Saluting the Top Retailers
28 Mar, 2016 By: Thomas K. Arnold
For the first time in nearly two decades, Home Media Magazine is spotlighting the top retailers in the home entertainment space. And for those of you who might remember the annual Top 100 ranking we compiled each year back when we were still known as Video Store Magazine, our Top 10 for 2016 will be a real eye-opener, underscoring how dramatically, and how drastically, our business has changed since the Top 100 days when retailers were ranked by how much income they generated by renting VHS videocassettes to consumers.
Indeed, the Top 10 for 2016 reflects the diversity of home entertainment options consumers have today as well as the disruptive business models that ultimately toppled Blockbuster Inc., which for years was perched at the very top of our Top 100, and also paved the way for digital delivery, both streaming and download sales, which most observers expect will soon dominate the business.
The big sellers of the digital video disc, both Blu-ray Disc and its older, standard-definition predecessor, DVD, continue to be a formidable force in home entertainment, both as a source of revenue for studios and other content owners and as a way for consumers to get the movies and TV shows they want. Walmart continues to lead the physical disc sellthrough charge, and while both Target Corp. and Best Buy no longer seem as enthused about the category as they once were, they continue to pump huge quantities of discs out into the market — and are largely responsible for the 8% increase in Blu-ray Disc sales our industry saw in the fourth quarter of 2015.
Not to be dismissed in the physical disc arena is Amazon, which despite its Amazon Prime Instant Video service is still a prime mover of Blu-ray Disc and DVD. Thanks to the free shipping offered to subscribers of Amazon Prime, consumers who want movies and TV shows on demand are also more inclined to buy their hot new disc releases from Amazon. I know — I’m one of them.
On the streaming front, you will notice that we have included Netflix as one of the Top 10 retailers.
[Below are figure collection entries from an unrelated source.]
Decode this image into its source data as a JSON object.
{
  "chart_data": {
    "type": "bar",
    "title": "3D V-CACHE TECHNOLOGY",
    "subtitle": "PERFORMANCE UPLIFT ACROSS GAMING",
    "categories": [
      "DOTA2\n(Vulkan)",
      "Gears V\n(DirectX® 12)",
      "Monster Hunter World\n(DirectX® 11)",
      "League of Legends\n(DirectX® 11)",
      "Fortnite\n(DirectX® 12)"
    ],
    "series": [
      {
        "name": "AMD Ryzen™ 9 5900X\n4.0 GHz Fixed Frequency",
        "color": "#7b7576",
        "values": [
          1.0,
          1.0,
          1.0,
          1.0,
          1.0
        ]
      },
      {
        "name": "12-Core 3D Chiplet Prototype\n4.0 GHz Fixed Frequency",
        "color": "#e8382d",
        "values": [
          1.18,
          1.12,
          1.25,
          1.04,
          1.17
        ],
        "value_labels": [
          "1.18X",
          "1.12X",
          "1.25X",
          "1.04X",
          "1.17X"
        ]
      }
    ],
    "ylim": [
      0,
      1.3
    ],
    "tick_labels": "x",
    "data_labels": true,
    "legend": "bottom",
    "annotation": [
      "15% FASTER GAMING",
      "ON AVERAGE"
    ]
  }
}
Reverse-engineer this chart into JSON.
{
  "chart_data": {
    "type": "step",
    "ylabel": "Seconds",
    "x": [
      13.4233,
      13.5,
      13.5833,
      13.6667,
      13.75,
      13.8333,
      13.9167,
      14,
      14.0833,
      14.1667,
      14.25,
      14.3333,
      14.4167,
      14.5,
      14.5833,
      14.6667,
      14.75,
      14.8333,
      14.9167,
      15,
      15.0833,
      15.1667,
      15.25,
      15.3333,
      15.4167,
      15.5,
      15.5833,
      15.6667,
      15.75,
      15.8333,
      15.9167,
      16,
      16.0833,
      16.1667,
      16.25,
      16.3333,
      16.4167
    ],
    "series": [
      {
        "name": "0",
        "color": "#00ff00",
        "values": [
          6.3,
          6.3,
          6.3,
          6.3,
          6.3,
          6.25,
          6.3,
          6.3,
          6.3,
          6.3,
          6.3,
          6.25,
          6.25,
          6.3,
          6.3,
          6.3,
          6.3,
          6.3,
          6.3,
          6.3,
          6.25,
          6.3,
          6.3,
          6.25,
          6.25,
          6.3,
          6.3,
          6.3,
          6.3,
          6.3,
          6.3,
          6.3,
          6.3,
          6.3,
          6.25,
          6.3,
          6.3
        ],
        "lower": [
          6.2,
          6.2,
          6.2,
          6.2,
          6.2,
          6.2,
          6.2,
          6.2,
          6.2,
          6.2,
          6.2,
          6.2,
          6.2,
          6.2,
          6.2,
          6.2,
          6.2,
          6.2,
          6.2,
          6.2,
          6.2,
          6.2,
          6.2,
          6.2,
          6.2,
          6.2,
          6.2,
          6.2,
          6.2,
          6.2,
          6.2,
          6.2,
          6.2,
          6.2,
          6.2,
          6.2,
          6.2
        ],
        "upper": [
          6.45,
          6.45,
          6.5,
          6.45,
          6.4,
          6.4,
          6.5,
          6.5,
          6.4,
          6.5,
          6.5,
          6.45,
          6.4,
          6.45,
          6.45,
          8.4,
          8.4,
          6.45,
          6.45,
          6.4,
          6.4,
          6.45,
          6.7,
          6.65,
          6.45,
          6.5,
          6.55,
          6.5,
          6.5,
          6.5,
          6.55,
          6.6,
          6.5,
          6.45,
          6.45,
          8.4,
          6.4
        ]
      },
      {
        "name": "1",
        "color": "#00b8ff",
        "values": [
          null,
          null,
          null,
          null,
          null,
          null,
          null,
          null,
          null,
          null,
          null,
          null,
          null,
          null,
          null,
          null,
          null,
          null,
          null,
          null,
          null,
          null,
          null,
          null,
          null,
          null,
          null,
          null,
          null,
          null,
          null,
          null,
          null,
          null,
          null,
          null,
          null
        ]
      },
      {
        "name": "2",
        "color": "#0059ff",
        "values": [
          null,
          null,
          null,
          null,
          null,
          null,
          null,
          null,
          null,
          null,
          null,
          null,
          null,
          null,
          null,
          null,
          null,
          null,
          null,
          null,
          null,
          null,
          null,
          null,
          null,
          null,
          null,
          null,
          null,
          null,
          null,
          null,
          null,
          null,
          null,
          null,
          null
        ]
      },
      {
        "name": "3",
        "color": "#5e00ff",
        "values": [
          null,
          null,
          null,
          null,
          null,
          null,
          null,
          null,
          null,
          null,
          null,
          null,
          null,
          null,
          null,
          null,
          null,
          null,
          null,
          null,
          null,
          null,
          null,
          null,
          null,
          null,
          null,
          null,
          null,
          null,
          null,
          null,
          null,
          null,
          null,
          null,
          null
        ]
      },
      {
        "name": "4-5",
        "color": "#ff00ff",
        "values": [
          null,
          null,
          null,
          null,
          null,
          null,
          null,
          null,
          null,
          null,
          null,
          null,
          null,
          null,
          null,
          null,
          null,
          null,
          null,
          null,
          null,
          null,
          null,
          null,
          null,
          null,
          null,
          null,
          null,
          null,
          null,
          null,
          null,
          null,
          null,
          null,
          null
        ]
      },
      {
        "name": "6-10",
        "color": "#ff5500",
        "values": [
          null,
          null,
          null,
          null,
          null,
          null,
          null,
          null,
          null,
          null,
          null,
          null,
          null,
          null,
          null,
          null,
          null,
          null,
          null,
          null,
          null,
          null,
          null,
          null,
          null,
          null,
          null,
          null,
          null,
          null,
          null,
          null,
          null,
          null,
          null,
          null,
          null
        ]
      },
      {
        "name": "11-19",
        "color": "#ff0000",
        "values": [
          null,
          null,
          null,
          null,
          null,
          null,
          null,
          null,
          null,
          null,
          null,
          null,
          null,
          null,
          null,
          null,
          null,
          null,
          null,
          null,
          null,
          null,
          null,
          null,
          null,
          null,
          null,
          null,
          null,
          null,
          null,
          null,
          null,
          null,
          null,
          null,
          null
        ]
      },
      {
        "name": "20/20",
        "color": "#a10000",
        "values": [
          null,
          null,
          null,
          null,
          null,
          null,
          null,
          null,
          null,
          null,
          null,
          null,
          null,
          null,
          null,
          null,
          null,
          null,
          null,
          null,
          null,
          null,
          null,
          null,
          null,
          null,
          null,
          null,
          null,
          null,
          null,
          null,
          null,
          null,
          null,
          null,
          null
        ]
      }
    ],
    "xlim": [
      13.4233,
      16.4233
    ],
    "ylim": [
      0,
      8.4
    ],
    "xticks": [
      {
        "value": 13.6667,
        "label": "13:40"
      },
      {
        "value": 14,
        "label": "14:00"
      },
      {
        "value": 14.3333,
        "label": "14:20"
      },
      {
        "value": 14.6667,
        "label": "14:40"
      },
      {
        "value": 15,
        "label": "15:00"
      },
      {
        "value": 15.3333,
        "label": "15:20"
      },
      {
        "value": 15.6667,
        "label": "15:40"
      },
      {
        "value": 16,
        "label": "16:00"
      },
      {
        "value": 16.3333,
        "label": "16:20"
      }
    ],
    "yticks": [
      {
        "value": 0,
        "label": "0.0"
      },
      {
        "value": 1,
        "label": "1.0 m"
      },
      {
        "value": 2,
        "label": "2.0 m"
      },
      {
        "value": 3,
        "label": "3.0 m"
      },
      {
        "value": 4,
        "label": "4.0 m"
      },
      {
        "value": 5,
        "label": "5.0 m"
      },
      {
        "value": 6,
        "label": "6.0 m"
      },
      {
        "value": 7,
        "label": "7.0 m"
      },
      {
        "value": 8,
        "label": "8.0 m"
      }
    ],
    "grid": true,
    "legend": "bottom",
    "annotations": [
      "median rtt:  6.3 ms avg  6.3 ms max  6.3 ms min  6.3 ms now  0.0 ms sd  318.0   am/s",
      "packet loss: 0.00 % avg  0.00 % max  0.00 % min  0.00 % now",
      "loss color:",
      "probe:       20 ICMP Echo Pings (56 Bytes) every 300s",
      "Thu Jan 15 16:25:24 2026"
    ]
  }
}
Despite the company’s attempts to position itself as a TV network, we continue to regard Netflix as a retailer, first and foremost — following the basic premise of home entertainment, which is to let consumers watch specific movies and TV shows where and when they want to, with the ability to pause, fast-forward and rewind — just like Blu-ray Disc, DVD and, way back when, the videocassette. Streaming is the new rental, and Netflix, in many ways, is the new Blockbuster.
We’ve also included iTunes on the list — the pioneer in selling movies and TV shows electronically, and still the dominant seller of downloads. In fact, one high-ranking studio executive recently told me that iTunes is now a bigger source of revenue to his studio than Target.
Because estimating revenue is such a specious proposition in this era of subscriptions and deep discounting, we have elected not to rank these retailers. Instead, we have relied on extensive research and interviews with studio executives, analysts, researchers and actual retailers to come up what we believe is an accurate list of the Top 10 home entertainment retailers, and have listed them alphabetically.
We’re already getting some great feedback, so in all likelihood we’ll do this again next year. And who knows — perhaps this will become an annual tradition, just like our Top 100 once was.